Citation, auto-promo et sensibilisation

Récemment j’ai enfin mis le doigt sur quelque chose qui me dérangeait depuis pas mal de temps, mais sans trop savoir pourquoi.

Il y a d’abord eu ce tweet de Charles de UXUI, dénonçant le site d’une agence qui publie sur son blog des traductions d’articles anglophones, mais sans jamais mentionner qu’il s’agit de traduction, en cachant discrètement l’article original sous un vulgaire lien « source », et en indiquant à la fin « article rédigé par [membre de leur équipe] ». Je trouve ça particulièrement malhonnête. C’est essayer de s’attribuer les mérites du travail d’un autre.

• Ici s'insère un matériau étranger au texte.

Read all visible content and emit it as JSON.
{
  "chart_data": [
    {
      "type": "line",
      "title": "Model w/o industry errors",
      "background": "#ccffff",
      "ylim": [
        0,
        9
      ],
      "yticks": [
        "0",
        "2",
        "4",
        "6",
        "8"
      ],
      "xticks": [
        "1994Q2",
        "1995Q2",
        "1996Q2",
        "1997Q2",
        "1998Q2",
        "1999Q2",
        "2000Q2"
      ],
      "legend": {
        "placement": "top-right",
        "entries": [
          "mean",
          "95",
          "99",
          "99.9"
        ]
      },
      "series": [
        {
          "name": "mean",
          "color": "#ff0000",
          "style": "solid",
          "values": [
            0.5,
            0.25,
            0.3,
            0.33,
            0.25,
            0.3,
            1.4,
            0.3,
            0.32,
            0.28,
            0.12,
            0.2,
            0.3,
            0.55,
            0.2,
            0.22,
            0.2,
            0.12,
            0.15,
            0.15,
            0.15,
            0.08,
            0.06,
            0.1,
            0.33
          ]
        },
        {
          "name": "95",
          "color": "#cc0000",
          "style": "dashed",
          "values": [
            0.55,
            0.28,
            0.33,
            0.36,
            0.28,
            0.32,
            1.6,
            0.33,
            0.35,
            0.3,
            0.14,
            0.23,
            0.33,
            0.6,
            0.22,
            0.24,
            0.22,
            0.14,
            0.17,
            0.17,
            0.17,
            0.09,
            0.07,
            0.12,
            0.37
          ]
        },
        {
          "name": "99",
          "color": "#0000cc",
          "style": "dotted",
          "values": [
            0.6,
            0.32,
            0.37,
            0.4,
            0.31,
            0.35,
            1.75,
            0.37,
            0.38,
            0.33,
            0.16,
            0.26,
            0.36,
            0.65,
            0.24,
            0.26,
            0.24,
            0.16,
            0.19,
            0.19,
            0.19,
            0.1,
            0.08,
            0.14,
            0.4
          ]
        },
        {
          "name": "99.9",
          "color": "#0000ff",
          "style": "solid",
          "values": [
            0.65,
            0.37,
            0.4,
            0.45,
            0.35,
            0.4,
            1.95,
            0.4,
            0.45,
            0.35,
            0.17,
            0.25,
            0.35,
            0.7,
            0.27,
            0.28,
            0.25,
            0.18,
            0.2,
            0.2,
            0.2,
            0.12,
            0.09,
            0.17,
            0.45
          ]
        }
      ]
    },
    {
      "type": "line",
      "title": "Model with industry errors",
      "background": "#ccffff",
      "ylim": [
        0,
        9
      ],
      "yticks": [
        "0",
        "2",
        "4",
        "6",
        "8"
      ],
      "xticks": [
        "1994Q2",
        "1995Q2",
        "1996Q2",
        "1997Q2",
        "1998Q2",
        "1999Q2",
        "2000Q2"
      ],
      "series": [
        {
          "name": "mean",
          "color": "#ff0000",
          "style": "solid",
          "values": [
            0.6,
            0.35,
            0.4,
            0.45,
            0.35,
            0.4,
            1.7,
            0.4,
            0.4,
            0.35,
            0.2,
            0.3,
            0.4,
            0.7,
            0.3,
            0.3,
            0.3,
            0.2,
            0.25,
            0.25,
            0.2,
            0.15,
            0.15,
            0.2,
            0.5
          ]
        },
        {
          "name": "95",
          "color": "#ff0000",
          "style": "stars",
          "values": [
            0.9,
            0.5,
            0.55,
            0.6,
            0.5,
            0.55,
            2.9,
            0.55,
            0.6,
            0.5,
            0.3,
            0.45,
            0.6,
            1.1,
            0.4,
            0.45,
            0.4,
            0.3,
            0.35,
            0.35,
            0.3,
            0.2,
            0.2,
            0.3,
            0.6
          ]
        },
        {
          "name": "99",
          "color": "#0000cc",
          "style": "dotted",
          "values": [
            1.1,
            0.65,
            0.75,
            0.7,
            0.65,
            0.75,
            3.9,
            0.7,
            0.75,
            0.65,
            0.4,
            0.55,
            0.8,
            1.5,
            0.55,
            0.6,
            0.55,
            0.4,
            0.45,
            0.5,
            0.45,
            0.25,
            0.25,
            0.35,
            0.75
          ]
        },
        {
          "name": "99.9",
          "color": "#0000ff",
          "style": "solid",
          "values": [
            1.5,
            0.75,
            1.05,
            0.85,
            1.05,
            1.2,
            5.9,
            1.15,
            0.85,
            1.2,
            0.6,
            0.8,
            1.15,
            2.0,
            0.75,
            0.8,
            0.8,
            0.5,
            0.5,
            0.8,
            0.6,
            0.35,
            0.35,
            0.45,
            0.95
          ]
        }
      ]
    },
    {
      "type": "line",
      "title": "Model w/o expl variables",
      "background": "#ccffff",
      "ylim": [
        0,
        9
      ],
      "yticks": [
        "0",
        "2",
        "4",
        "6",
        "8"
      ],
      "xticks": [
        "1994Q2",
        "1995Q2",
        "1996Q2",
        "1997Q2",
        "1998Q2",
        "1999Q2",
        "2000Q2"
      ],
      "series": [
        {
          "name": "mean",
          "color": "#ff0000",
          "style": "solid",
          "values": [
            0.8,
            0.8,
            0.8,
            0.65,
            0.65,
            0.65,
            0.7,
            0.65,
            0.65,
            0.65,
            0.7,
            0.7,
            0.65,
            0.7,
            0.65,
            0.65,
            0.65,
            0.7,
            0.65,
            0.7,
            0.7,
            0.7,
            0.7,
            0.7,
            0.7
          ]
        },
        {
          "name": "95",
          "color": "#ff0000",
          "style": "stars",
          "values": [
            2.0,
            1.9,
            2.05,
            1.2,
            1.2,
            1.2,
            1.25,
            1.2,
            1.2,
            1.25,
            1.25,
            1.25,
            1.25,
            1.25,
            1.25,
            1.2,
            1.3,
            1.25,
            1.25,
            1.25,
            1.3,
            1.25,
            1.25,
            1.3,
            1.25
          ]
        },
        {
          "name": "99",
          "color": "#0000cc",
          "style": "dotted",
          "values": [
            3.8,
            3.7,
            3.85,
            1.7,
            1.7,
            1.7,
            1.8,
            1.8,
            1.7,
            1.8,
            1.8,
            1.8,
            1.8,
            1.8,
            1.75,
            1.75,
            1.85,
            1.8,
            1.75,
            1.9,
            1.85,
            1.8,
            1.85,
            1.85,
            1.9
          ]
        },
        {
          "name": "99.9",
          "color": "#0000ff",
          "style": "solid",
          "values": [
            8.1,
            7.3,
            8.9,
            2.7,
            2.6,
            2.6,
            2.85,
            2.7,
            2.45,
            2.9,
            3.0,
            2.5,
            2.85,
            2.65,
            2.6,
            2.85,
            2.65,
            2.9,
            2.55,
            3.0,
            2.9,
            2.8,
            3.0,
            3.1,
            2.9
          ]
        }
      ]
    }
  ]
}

Quelques échanges plus tard, la mention « article rédigé par » a été changée par « article mis en ligne par », ce qui est déjà un peu mieux. Mais il reste toujours ce vilain lien source.

Quand vous mettez un lien derrière un simple « via » ou « source », vous vous assurez que ce lien n’aura quasiment aucune valeur pour l’auteur, alors que ça aurait été l’occasion d’offrir à l’auteur à l’origine de votre propre publication un joli backlink.

Il n’y a rien de dévalorisant à citer quelqu’un. Si je lis quelqu’un que j’apprécie, et qu’en plus cette personne me fait découvrir de nouveaux auteurs à suivre, je n’en serais que plus reconnaissant. J’ai l’impression que les gens qui ne citent pas ou cachent leurs sources ont peur de perdre une partie de leur lectorat. Mais si c’est vraiment le cas, ça veut alors dire que votre article n’apporte strictement rien par rapport à l’article d’origine, et qu’il faut donc peut-être se remettre en question…

Et puis cette semaine, il y a eu ce classement des « développeurs francophones les plus suivis sur Twitter ». Je passe sur la pertinence de ce « concours de celui qui a la plus grosse », sur le fait que sur 50 développeurs, 36 ont des bios en anglais, ou sur la promotion spamesque faite pour cette page sur Twitter. Par contre, je suis plus dérangé par le fait que la raison principale de l’existence de cette page, c’est de faire la publicité des formations organisées par la société qui l’a créé. C’est certes discret, tout en bas de page, mais c’est bien là.

C’est en me tournant vers mon astrophysicien préféré que j’ai réussi à éclairer ce qui me dérangeait dans tout ça. Lors d’une rencontre avec Neil deGrasse Tyson dans son université, Anna H. a eu la chance de lui poser une question sur l’importance de la sensibilisation du grand public sur son métier.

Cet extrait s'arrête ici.